TV-Konsum: Wie sich US-Krimis auf das heimische Publikum auswirken
Criminal Minds, The Closer, True Detective oder Bones: Die Liste der Krimi- und Polizeiserien aus US-amerikanischer Produktion ist fast unendlich. Hierzulande sind die Episoden inzwischen nicht mehr nur im Fernsehen, sondern vor allem über diverse Streaming-Dienste abrufbar.
Doch was macht der Konsum von US-Krimis aus dem angloamerikanischen Kulturraum eigentlich mit der heimischen Zuseherschaft? Dieser Frage haben sich zwei Forscher der MedUni Wien angenommen.
Psychologe Benedikt Till und Public-Health-Experte Thomas Niederkrotenthaler vom Zentrum für Public Health haben zusammen mit dem Kommunikationswissenschafter Florian Arendt von der Universität Wien eine Studie aus dem Jahr 2016 mit einer großen, für die österreichische Bevölkerung repräsentativen Stichprobe wiederholt.
US-TV-Inhalte beeinflussen Wahrnehmung
Ergebnis der Neuauflage: Wer sich viele US-amerikanische Krimisendungen im Fernsehen ansieht, unterliegt öfter und leichter falschen Wahrnehmungen hinsichtlich der Todesstrafe – und zwar unabhängig von Alter, Bildung und Geschlecht.
Bei der ersten Studie im Jahr 2016 gaben rund elf Prozent der Befragten auf Fragen zur Todesstrafe Antworten, die darauf schließen lassen, dass fälschlicherweise davon ausgegangen wurde, dass die Todesstrafe in Österreich nach wie vor existiert und praktiziert wird. Dieses Mal, mit größerem Sample und repräsentativerem Querschnitt, waren es sogar 18 Prozent.
Diese falsche Annahme stand dabei insbesondere mit dem Ausmaß des Konsums von Crime Shows in Zusammenhang. Heißt konkret: Je größer der Konsum solcher Sendungen bei den Befragten war, umso höher war die Wahrscheinlichkeit, dass fälschlicherweise geglaubt wurde, dass die Todesstrafe in Österreich praktiziert wird.
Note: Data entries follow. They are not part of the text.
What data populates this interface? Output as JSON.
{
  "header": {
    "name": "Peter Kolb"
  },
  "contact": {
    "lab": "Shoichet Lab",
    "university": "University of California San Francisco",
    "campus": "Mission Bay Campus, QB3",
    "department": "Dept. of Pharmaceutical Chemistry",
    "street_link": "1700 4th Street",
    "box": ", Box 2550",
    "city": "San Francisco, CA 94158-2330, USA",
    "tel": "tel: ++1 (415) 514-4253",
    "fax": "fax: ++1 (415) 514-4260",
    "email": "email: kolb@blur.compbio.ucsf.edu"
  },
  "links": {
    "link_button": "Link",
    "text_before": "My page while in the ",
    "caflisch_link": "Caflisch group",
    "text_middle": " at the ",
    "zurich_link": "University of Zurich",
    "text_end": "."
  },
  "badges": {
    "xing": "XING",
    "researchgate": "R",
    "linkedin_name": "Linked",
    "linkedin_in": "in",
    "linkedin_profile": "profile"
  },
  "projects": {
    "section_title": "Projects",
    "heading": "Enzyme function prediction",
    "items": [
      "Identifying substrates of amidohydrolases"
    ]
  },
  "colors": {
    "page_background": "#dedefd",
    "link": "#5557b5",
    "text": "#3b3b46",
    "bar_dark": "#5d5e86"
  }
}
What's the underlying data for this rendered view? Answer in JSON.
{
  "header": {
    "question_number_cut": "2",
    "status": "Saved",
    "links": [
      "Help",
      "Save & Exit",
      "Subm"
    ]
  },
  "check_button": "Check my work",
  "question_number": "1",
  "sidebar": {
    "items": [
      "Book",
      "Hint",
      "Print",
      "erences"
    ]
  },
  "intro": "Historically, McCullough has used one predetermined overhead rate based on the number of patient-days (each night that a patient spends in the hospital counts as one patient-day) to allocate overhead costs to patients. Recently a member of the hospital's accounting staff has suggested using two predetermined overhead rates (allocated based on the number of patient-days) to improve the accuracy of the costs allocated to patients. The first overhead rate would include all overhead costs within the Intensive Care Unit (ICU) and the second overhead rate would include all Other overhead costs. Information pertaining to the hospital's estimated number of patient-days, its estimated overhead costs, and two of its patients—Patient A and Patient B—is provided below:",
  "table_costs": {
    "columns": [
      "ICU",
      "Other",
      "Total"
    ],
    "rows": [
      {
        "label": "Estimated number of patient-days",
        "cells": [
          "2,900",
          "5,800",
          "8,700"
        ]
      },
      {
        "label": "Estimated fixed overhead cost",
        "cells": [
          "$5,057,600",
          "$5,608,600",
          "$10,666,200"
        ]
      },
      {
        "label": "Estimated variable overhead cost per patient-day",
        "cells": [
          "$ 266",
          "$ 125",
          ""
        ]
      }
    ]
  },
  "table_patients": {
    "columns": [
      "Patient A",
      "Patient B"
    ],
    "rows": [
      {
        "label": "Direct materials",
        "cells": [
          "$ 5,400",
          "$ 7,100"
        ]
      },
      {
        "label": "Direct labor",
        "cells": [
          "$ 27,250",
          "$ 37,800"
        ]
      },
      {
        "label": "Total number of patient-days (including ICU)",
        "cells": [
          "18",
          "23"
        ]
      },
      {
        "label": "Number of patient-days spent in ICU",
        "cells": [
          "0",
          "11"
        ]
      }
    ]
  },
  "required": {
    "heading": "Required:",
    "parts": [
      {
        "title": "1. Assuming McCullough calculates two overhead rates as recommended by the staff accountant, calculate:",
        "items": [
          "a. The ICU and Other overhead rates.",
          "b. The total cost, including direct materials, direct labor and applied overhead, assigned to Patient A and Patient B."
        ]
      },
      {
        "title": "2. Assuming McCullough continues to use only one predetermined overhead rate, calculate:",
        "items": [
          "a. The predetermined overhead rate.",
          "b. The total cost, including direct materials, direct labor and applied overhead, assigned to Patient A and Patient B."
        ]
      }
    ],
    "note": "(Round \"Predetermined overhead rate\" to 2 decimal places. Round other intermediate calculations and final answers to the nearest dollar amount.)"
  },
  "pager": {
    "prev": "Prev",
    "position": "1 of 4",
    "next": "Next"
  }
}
Dieser Zusammenhang war auch dann gegeben, wenn Geschlecht, Alter und Bildung kontrolliert wurde, und ist somit nicht auf diese Faktoren zurückzuführen.
Permanente Speicherprozesse
Fernsehkonsum an und für sich war hingegen – im Gegensatz zur ursprünglichen Studie – nicht mit den Fragen zur Todesstrafe assoziiert.
"Der Effekt, dass so eine hohe Zahl der Befragten fehlerhafte Angaben zur Existenz der Todesstrafe macht, ist offenkundig auf den Konsum von US-amerikanischen Filmen und TV-Serien zurückzuführen", kommentiert Benedikt Till die neue Studie. In US-amerikanischen Krimis wird das amerikanische Justizsystem, in dem die Todesstrafe einen zentralen Stellenwert einnimmt, porträtiert. In Österreich wird die Todesstrafe hingegen seit den 1950-er Jahren nicht mehr praktiziert.
"Menschen speichern andauernd Informationen ab, auch wenn sie fernsehen. Unglücklicherweise vergisst man aber relativ schnell, woher man diese Information hat. Wer viele US-Serien sieht, speichert zahlreiche Informationen zum Justizsystem und der Anwendung der Todesstrafe in den USA ab", beschreibt Till die möglichen zugrunde liegenden Denkvorgänge. Somit könnten die Befragten zu einem späteren Zeitpunkt und in einem anderen Kontext solche Fragen vielleicht wieder richtig beantworten.
Ausgehend von den neuen Erkenntnissen sei es den Forschern zufolge denkbar, dass mit vermehrtem Medienkonsum auch andere Vorurteile, Mythen oder falsches Wissen abgespeichert werden – wie etwa zu gesundheitsbezogenen Themen.